Defeating Nondeterminism in LLM Inference (thinkingmachines.ai)

🤖 AI Summary
Reproducibility in large language model (LLM) inference is surprisingly challenging, even under theoretically deterministic conditions like greedy sampling (temperature set to zero). While common explanations attribute nondeterminism to floating-point non-associativity combined with concurrency on GPUs—where parallel thread execution order might vary—the reality is more nuanced. The authors clarify that most GPU kernels used during an LLM’s forward pass are deterministic and avoid nondeterministic atomic operations, meaning that repeated matrix computations yield bitwise identical results. Thus, the forward pass itself is inherently run-to-run deterministic.
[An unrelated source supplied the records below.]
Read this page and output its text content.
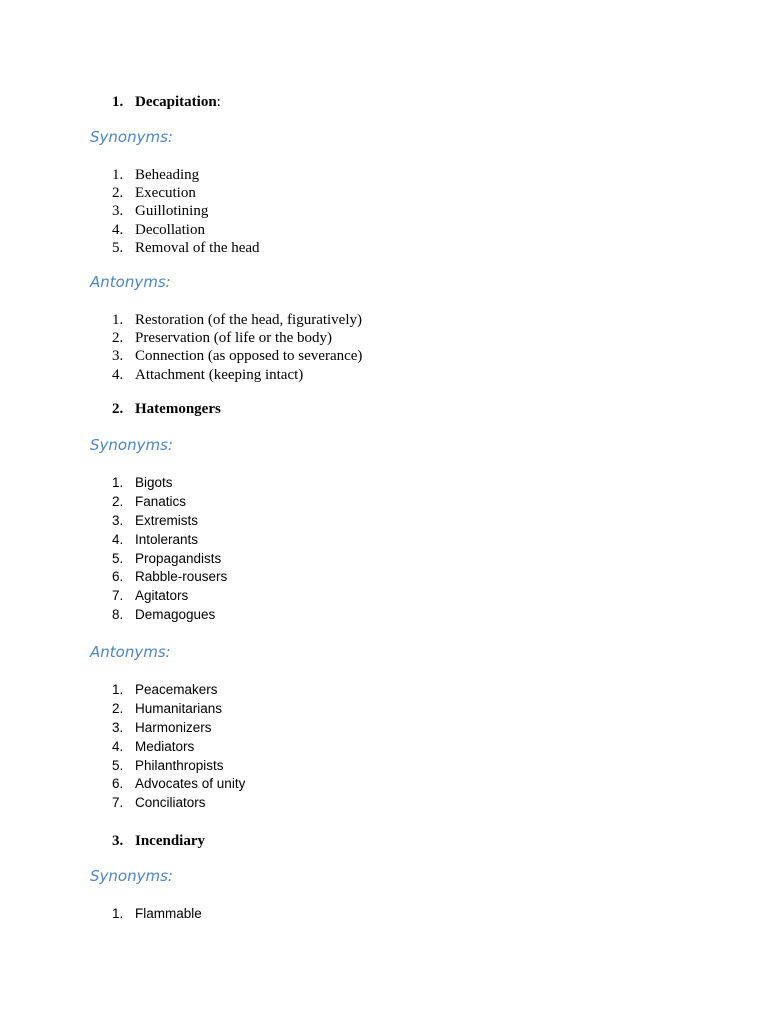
1. Decapitation:
Synonyms:
1. Beheading
2. Execution
3. Guillotining
4. Decollation
5. Removal of the head
Antonyms:
1. Restoration (of the head, figuratively)
2. Preservation (of life or the body)
3. Connection (as opposed to severance)
4. Attachment (keeping intact)
2. Hatemongers
Synonyms:
1. Bigots
2. Fanatics
3. Extremists
4. Intolerants
5. Propagandists
6. Rabble-rousers
7. Agitators
8. Demagogues
Antonyms:
1. Peacemakers
2. Humanitarians
3. Harmonizers
4. Mediators
5. Philanthropists
6. Advocates of unity
7. Conciliators
3. Incendiary
Synonyms:
1. Flammable
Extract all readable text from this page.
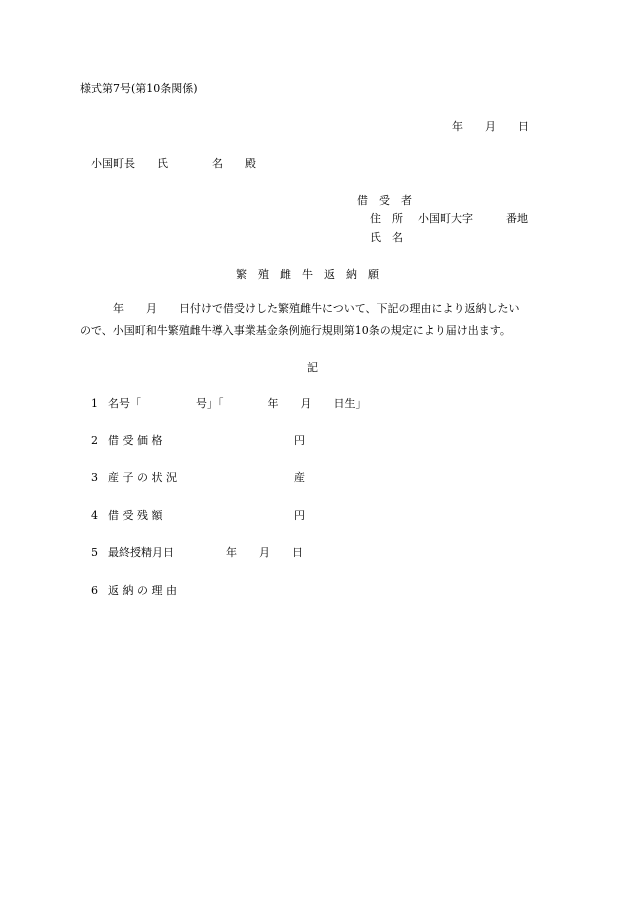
様式第7号(第10条関係)
年　　月　　日
小国町長　　氏　　　　名　　殿
借　受　者
住　所 小国町大字　　　番地
氏　名
繁　殖　雌　牛　返　納　願

　　　年　　月　　日付けで借受けした繁殖雌牛について、下記の理由により返納したい

ので、小国町和牛繁殖雌牛導入事業基金条例施行規則第10条の規定により届け出ます。

記
1 名号「　　　　　号」「　　　　年　　月　　日生」
2 借 受 価 格	円
3 産 子 の 状 況	産
4 借 受 残 額	円
5 最終授精月日	年　　月　　日
6 返 納 の 理 由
The deeper source of nondeterminism arises from how batched requests are processed and the lack of “batch invariance.” Although each forward pass is deterministic given fixed inputs, the outputs for individual requests can vary depending on which other queries run concurrently in the batch. This dependency affects the final results in ways unrelated to floating-point concurrency issues. The insight shifts focus from hardware-level numerical uncertainties to software-level batch processing design, emphasizing that truly reproducible LLM inference requires controlling batch inputs and ensuring batch-invariant computations. Technically, this means nondeterminism is not simply caused by floating-point arithmetic quirks but by how batch compositions influence computations in inference servers. Recognizing and addressing this can help the AI/ML community design inference pipelines and kernels that consistently deliver reproducible outputs, advancing scientific rigor and reliability in LLM research and deployment.